Ao L!, o gestor executivo das categorias de base do clube, Coronel Genivaldo Cerqueira, explicou que o Sport aposta na realização de conversas diárias entre membros da comissão técnica e treinamentos em conjunto (jogos-treino) para promover a integração do time de aspirantes com o profissional. O fator auxilia no desenvolvimento dos atletas, mas nem tudo são flores e apesar de estar presente na disputa do Brasileirão de Aspirantes e no Campeonato Pernambucano da Segunda Divisão, o dirigente considera que são poucas as oportunidades que o calendário brasileiro oferece à categoria.

- Formamos a categoria com alguns atletas oriundos do Sub 20, juntamente com jovens jogadores com potencial de desenvolvimento, especialmente na região Nordeste. Porém, pela escassez de competições na categoria, só conseguimos iniciar esse projeto embrionário do Sub 23 este ano, com o convite para disputar o Brasileiro de Aspirantes e após termos acertado com a Federação Pernambucana de Futebol para disputar o Campeonato Pernambucano Profissional da 2ª divisão com esta categoria. O investimento é modesto por se tratar de um projeto embrionário, iniciando na categoria Sub 20 e encaminhando para se ter uma categoria exclusiva. Mas o retorno poderia ser maior considerando a formação mais acabada dos atletas, com possibilidade de aproveitamento pelo Departamento de Futebol Profissional.

Atlético-PR e um sub-23 com grandes resultados

Quando se trata de conquistas com o time de jovens até 23 anos, o Atlético-PR também se destaca e fala com orgulho dos feitos realizados pelos "crias" da base. O elenco sub-23 foi formado em 2013 e logo no primeiro ano já mostrou que seria um difícil adversário a ser batido, conquistando o vice-campeonato paranaense do ano com direito a uma larga vitória por 3 a 1 sobre o Coritiba no confronto de ida.
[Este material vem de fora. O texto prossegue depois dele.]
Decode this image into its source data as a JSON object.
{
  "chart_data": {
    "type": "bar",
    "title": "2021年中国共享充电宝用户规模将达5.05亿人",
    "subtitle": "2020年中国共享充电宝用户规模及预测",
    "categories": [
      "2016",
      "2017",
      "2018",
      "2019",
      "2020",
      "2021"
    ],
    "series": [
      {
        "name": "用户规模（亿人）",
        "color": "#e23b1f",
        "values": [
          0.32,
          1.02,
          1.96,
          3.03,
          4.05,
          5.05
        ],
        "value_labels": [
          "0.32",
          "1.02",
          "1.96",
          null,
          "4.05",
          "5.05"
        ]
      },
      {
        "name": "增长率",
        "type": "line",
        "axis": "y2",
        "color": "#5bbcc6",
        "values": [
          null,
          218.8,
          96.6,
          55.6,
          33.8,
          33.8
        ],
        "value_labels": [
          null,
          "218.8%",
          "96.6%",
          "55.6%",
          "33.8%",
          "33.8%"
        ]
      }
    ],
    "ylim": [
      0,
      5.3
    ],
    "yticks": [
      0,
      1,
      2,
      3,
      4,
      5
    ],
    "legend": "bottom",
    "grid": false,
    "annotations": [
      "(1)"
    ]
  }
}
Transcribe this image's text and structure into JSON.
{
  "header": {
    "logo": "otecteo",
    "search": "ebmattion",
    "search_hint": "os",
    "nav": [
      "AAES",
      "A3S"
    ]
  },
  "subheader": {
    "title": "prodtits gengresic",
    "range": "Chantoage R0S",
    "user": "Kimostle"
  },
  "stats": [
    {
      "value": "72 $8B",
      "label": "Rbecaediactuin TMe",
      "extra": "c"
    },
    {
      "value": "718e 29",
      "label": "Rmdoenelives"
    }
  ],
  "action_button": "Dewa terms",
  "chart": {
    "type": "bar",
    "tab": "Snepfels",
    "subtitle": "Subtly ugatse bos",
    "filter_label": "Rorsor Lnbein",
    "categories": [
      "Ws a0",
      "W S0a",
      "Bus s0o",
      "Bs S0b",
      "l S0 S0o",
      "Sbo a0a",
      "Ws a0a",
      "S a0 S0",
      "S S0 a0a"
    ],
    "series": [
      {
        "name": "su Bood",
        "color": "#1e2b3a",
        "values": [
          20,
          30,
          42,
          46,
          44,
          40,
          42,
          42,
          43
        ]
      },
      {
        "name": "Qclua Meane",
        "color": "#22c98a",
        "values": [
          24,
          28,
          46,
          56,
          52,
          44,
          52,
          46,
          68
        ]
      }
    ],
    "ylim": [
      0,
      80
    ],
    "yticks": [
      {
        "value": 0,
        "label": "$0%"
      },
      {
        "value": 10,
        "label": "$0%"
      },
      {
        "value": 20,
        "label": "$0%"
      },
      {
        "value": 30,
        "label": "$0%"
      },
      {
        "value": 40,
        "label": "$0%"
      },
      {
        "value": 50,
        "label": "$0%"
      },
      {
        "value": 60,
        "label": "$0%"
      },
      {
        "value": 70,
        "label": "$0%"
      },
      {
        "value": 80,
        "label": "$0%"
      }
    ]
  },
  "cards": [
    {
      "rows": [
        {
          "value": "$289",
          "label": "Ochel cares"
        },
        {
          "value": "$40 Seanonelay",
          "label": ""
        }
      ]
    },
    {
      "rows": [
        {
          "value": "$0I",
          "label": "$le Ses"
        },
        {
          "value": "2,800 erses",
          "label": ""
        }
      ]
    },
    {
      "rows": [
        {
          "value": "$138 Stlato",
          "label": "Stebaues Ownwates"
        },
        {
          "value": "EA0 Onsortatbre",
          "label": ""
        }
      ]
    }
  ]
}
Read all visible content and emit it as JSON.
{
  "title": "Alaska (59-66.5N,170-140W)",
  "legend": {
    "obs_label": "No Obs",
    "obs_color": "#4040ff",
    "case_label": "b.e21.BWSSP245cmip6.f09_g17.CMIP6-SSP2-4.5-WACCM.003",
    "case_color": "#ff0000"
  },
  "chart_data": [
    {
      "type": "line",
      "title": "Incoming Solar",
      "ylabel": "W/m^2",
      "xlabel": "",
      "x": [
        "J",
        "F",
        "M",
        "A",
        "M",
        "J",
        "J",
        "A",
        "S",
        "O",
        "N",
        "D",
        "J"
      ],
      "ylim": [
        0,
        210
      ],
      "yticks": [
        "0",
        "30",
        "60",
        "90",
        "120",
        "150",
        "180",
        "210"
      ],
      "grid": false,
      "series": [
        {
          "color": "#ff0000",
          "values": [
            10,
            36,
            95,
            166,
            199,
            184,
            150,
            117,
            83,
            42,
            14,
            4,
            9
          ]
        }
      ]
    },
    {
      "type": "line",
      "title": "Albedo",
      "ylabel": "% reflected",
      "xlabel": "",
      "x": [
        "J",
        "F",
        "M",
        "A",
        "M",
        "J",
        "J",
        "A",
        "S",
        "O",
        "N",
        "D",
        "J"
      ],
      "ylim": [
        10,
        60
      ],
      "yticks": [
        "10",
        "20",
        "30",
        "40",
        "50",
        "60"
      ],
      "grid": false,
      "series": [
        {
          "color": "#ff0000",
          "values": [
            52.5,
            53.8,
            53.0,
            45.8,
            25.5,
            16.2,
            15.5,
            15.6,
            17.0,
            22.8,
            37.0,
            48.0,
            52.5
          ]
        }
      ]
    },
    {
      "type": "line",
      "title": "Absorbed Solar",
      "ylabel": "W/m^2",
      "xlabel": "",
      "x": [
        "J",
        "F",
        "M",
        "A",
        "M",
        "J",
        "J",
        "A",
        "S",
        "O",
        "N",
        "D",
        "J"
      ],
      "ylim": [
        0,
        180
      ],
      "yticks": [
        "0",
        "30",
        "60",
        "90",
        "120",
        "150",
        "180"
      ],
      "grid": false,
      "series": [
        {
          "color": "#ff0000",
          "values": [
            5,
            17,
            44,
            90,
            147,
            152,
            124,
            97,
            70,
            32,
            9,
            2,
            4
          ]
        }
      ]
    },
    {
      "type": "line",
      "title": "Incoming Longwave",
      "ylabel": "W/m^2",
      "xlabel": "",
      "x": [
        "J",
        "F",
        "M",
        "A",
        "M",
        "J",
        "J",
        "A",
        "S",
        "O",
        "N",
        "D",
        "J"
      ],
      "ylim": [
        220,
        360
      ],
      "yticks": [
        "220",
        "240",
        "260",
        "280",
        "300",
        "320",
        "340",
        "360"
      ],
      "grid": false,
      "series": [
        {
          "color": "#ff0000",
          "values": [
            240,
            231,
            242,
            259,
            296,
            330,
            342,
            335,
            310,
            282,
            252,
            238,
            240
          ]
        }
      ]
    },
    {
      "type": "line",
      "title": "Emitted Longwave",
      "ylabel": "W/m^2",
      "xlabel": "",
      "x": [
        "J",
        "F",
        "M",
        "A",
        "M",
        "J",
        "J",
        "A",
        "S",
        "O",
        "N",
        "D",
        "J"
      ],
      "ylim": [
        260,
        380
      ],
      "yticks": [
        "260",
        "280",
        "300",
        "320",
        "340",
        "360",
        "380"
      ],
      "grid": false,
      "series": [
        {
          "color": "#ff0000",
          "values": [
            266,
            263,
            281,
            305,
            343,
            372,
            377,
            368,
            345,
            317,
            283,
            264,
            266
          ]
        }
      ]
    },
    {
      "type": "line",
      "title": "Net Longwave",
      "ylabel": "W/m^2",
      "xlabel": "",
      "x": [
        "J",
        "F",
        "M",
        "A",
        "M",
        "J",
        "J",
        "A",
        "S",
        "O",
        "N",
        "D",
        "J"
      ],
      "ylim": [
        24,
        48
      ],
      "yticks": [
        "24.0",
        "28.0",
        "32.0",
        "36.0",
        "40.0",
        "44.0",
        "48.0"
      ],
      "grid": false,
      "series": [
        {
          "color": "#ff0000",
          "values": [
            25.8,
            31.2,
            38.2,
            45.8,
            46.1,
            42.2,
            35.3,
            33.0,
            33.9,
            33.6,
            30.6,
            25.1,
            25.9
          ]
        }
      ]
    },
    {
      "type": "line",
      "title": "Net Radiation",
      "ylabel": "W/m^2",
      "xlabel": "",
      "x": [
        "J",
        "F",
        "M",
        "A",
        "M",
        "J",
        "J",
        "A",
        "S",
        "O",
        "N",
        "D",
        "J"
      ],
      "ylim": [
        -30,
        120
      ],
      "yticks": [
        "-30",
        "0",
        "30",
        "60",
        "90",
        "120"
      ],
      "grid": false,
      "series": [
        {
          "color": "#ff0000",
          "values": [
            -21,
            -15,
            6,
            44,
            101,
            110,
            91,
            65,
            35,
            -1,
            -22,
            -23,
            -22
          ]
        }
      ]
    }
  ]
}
Em 2018, o time de aspirantes garantiu mais um importante feito ao se tornar campeão estadual, título que emociona o vice-presidente do do Furacão, Marcio Lara, que revela o segredo para o notável desenvolvimento dos atletas: investir na preparação dos jogadores desde os 14 anos.

Atlético-PR em partida do Campeonato Brasileiro de Aspirantes (Foto: Reprodução Twitter)

- Entre os momentos marcantes, nós fomos vice-campeões paranaenses no primeiro ano do Sub-23 jogando contra o time principal do Coritiba, inclusive vencemos com goleada por 3 a 0 (3 a 1). Em 2014, também fomos às oitavas de final e agora, em 2018, fomos campeões paranaenses jogando com nosso time de aspirantes. Muitos jogadores se destacaram nesses compromissos. Em 2013 tivemos o aparecimento do Hernane, do Otávio, o Douglas Coutinho. Em 2014, o Douglas Coutinho e Marcos Guilherme. Ou seja, uma série de jogadores da nossa formação que se destacaram, subiram para a equipe profissional, inclusive como titulares.